For seven seasons from April 2012 to April 2018, millions of viewers tuned in to ABC every Thursday night to watch Olivia Pope and her team of gladiators clean up the scandals and crimes of the Washington D.C. elite. Kerry Washington played Olivia Pope in Scandal, which was one of the last great ‘watercooler TV’ moments in popular culture before the era of streaming.

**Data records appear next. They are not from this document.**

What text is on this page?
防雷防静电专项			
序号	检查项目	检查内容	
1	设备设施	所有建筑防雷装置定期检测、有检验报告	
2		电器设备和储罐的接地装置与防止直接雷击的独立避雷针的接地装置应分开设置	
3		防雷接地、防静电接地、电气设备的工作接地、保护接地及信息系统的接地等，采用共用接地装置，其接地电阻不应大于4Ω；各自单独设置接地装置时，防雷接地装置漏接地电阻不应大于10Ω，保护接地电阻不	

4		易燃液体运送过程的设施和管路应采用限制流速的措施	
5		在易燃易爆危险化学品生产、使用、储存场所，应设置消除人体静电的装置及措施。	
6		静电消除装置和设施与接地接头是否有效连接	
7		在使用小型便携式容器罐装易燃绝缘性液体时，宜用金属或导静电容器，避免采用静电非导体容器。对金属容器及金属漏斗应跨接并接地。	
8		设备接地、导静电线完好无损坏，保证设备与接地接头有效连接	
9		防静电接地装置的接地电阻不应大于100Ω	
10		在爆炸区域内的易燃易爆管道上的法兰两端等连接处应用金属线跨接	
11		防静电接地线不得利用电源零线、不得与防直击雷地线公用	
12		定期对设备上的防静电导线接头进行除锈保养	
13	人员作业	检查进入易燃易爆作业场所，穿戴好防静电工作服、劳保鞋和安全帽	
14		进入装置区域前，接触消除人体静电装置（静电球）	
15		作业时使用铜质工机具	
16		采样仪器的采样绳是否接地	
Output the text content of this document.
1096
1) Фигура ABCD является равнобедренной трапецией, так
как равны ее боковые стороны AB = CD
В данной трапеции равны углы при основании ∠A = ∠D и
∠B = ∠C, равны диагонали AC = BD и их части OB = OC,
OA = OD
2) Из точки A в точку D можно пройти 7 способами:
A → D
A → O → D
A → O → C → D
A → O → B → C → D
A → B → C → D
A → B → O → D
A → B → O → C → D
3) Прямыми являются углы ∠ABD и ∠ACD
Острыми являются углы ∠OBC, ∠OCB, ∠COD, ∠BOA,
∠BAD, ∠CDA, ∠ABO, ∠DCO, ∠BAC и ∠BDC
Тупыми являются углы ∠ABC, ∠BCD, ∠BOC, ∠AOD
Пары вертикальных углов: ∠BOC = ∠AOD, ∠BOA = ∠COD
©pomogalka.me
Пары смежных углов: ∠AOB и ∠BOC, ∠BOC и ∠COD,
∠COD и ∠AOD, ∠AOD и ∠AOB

Week in and week out, Scandal focused on crisis management firm Olivia Pope & Associates and its staff, as well as the staff of the White House. Watching the struggles and intrigue behind President Fitzgerald Grant III (Tony Goldwyn), Olivia’s love interest, and the surrounding political scene in Washington DC. Scandal was must-see TV, and Olivia Pope’s collection of very chic coats were to die for. Scandal was Rhimes firing all cylinders, her mind for production operating at its zenith; the unique premise combined political thrillers with legal dramas and soap opera romance, and the excellent cast and team of writers developed wonderful characters and put them in gripping situations. It remains the coolest, sexiest, and most entertaining series Rhimes and Shondaland has done.